Con Angelillo

El pasado viernes estuve en Madrid en una visita muy rápida. Estuve con Susana y al salir de su oficina, me encontré con mi amigo Angelillo. 
Angelillo iba a ser uno de los personajes de mi libro, pero borré su parte. Aprovecho para hacerle un homenaje.
Aquí el borrador.
Cuando pusimos el banco encima de la báscula, vimos como salía el chatarrero del cutre cuarto de baño. Era un habitáculo sombrío, decorado con un póster de una tía en tetas y con un puñado de papel de periódico colgado de un alambre que hacía de papel higiénico.
El local estaba divido en dos plantas que se divisaban desde la calle. Abajo estaban las balanzas y la pesa mayor, una mesa que hacía de caja registradora y miles de montañas de periódicos. Cuando los trastos le invadían la primera planta, con una cuerda subía a la parte superior la mayor parte de la mercancía.
Esa cuerda sería la responsable de cometer casi un homicidio. Existía en el barrio un chaval flaco como una solitaria viviente, con nariz muy pronunciada que de perfil parecía la letra L. Era Adolfito. Su flaqueza era tal, que cuando jugábamos al fútbol nos hacía temer por su vida. Le veíamos cada dos segundos suspendido en el aire sin balón sin saber si era por un tropiezo o por el viento.

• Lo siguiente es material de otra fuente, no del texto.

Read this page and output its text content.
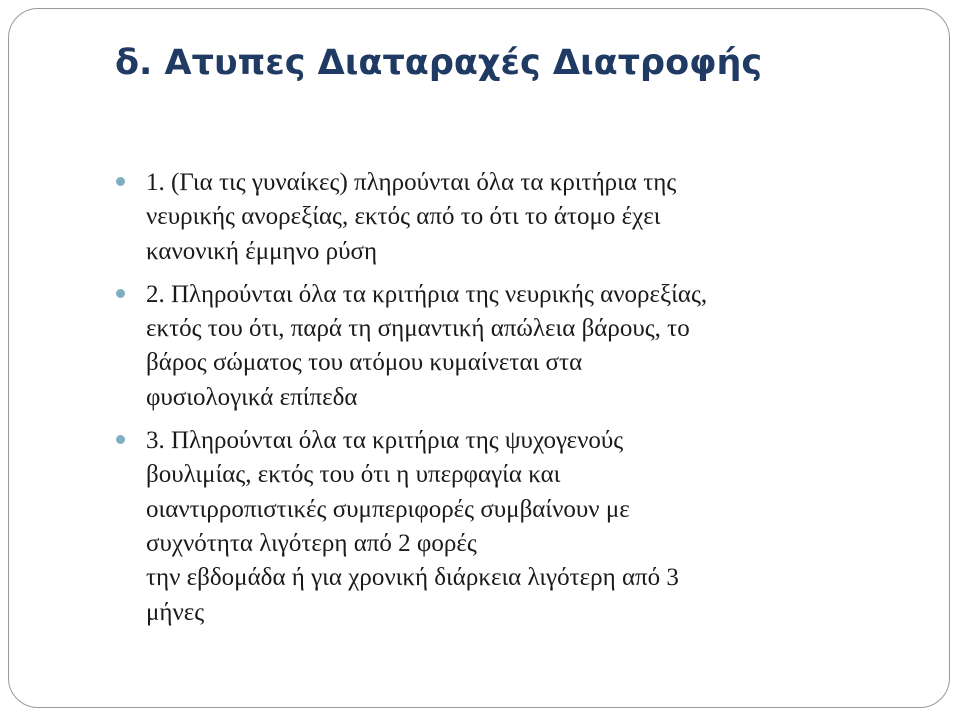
δ. Ατυπες Διαταραχές Διατροφής
1. (Για τις γυναίκες) πληρούνται όλα τα κριτήρια της
νευρικής ανορεξίας, εκτός από το ότι το άτομο έχει
κανονική έμμηνο ρύση
2. Πληρούνται όλα τα κριτήρια της νευρικής ανορεξίας,
εκτός του ότι, παρά τη σημαντική απώλεια βάρους, το
βάρος σώματος του ατόμου κυμαίνεται στα
φυσιολογικά επίπεδα
3. Πληρούνται όλα τα κριτήρια της ψυχογενούς
βουλιμίας, εκτός του ότι η υπερφαγία και
οιαντιρροπιστικές συμπεριφορές συμβαίνουν με
συχνότητα λιγότερη από 2 φορές
την εβδομάδα ή για χρονική διάρκεια λιγότερη από 3
μήνες
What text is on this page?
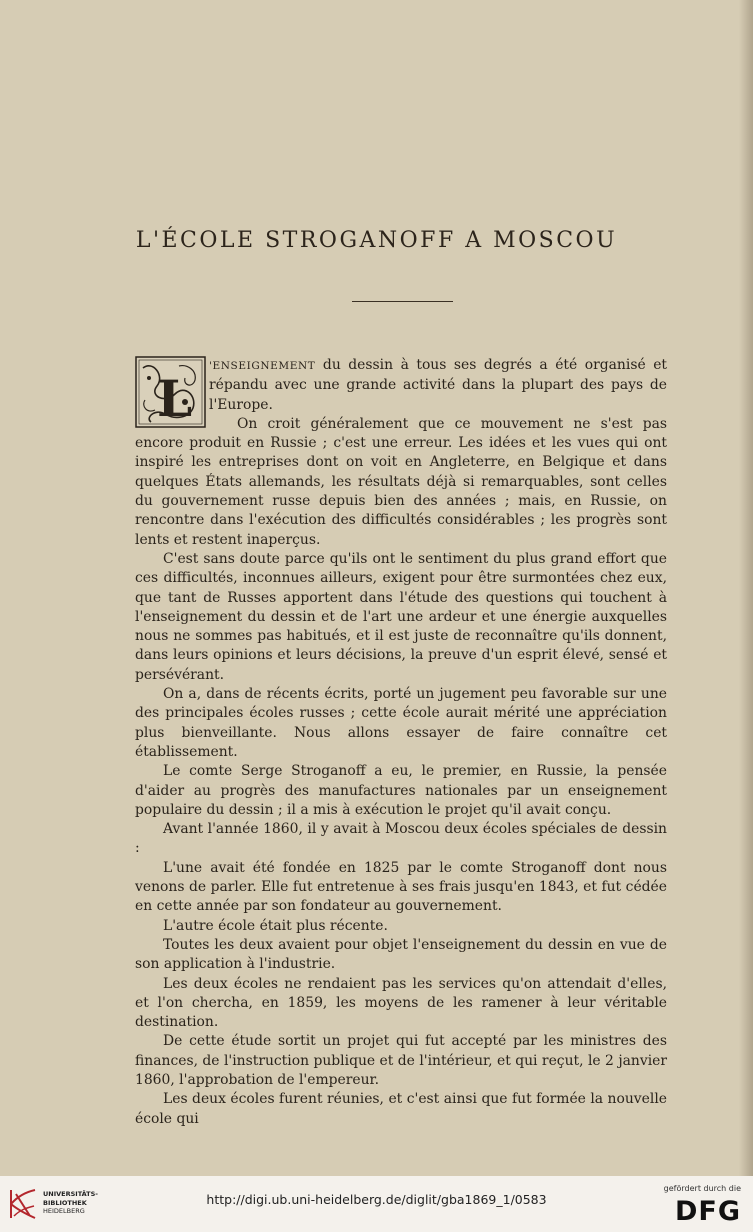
L'ÉCOLE STROGANOFF A MOSCOU

'ENSEIGNEMENT du dessin à tous ses degrés a été organisé et répandu avec une grande activité dans la plupart des pays de l'Europe.

On croit généralement que ce mouvement ne s'est pas encore produit en Russie ; c'est une erreur. Les idées et les vues qui ont inspiré les entreprises dont on voit en Angleterre, en Belgique et dans quelques États allemands, les résultats déjà si remarquables, sont celles du gouvernement russe depuis bien des années ; mais, en Russie, on rencontre dans l'exécution des difficultés considérables ; les progrès sont lents et restent inaperçus.

C'est sans doute parce qu'ils ont le sentiment du plus grand effort que ces difficultés, inconnues ailleurs, exigent pour être surmontées chez eux, que tant de Russes apportent dans l'étude des questions qui touchent à l'enseignement du dessin et de l'art une ardeur et une énergie auxquelles nous ne sommes pas habitués, et il est juste de reconnaître qu'ils donnent, dans leurs opinions et leurs décisions, la preuve d'un esprit élevé, sensé et persévérant.

On a, dans de récents écrits, porté un jugement peu favorable sur une des principales écoles russes ; cette école aurait mérité une appréciation plus bienveillante. Nous allons essayer de faire connaître cet établissement.

Le comte Serge Stroganoff a eu, le premier, en Russie, la pensée d'aider au progrès des manufactures nationales par un enseignement populaire du dessin ; il a mis à exécution le projet qu'il avait conçu.

Avant l'année 1860, il y avait à Moscou deux écoles spéciales de dessin :

L'une avait été fondée en 1825 par le comte Stroganoff dont nous venons de parler. Elle fut entretenue à ses frais jusqu'en 1843, et fut cédée en cette année par son fondateur au gouvernement.

L'autre école était plus récente.

Toutes les deux avaient pour objet l'enseignement du dessin en vue de son application à l'industrie.

Les deux écoles ne rendaient pas les services qu'on attendait d'elles, et l'on chercha, en 1859, les moyens de les ramener à leur véritable destination.

De cette étude sortit un projet qui fut accepté par les ministres des finances, de l'instruction publique et de l'intérieur, et qui reçut, le 2 janvier 1860, l'approbation de l'empereur.

Les deux écoles furent réunies, et c'est ainsi que fut formée la nouvelle école qui

L
UNIVERSITÄTS-
BIBLIOTHEK
HEIDELBERG
http://digi.ub.uni-heidelberg.de/diglit/gba1869_1/0583
gefördert durch die
DFG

Adolfito se ofrecía a menudo a ayudar al chatarrero a empujar las moles de papel para hacerle la faena más llevadera. En la última ocasión, cogió desde abajo la plataforma de los periódicos e intentó empujarla hacia arriba con sus frágiles brazos. Los dos soltaban al unísono un grito seco para invocar las fuerzas en cada intento por subir el fardo. Entre tanto esfuerzo y movimiento sin control, la cadena de oro de Adolfito se enganchó con la cuerda. El chatarrero desde la planta de arriba gritaba entre dientes a cada esfuerzo por subir la mercancía. Adolfito desde abajo, gritaba por miedo a perder su vida ahorcado, con las fuerzas al mínimo y con el tiempo corriendo en su contra. Su máxima preocupación era deshacer el nudo como pudiera para salvar su cuello. Tuvo que soltar las manos del paquete para deshacer el lazo, instante que aprovechó el fardo de papel para empezar a danzar por el local con Adolfito como pareja de ceremonia.
—¡Joder, Adolfito! ¿Qué coño haces ahí abajo? Vamos, que no se diga, ¡empuja más fuerte! ¡No te muevas tanto!
—¡Iiiih! —decía Adolfito.
—¡Joder! Gritas como una rata. ¡Empuja Adolfito!
—¡Iiiih! —soltaba la cometa con patas.
Los gritos de rabia que salían desprendidos desde arriba, eran correspondido desde abajo con gritos de frustración y miedo. Los chillidos se confundían en el espacio y rebotaban entre los paquetes almacenados desde hacía meses en el local. Hubo un momento en el que Adolfito notaba como su vida se le iba a través de la cadena de oro.
Cuenta la leyenda que la gente que pasaba en ese instante por la calle Benito Gutiérrez se santiguaba y decía:
—¡Mira que es rata el chatarrero! Prefiere ahorcar al chaval antes de pagarle como Dios manda —decía una señora con las manos ocupadas con la bolsa de la compra.
—¡Valiente chalao el flacucho! Intentar engañar al chatarrero —comentaba un vecino joven.
—¡Bien hecho! Que tome conciencia la juventud. Si intentas robar a alguien honrado, puedes acabar de esa forma. ¡Arriba España! —argumentaba el facha de turno.
Estuvieron un buen rato sin avanzar en su propósito. Adolfito bailaba de puntillas por todo el local agarrado a la barriga del gigante paquete, mientras el animal de arriba empujaba con todas sus fuerzas. El chatarrero tiró de la cuerda con toda su energía, dejando caer su cuerpo hacia atrás. Adolfito empezó a despegar los pies del suelo, tenía los pies a unos centímetros de las baldosas y la sangre dejaba de circular por las venas de su cuello, y en un último tirón, se rompió la cadena de oro. El cuerpo casi inerte de Adolfito cayó contra el suelo. Las marcas del cuello le duraron un mes y tuvo que llevar un pañuelo como si fuera un cowboy.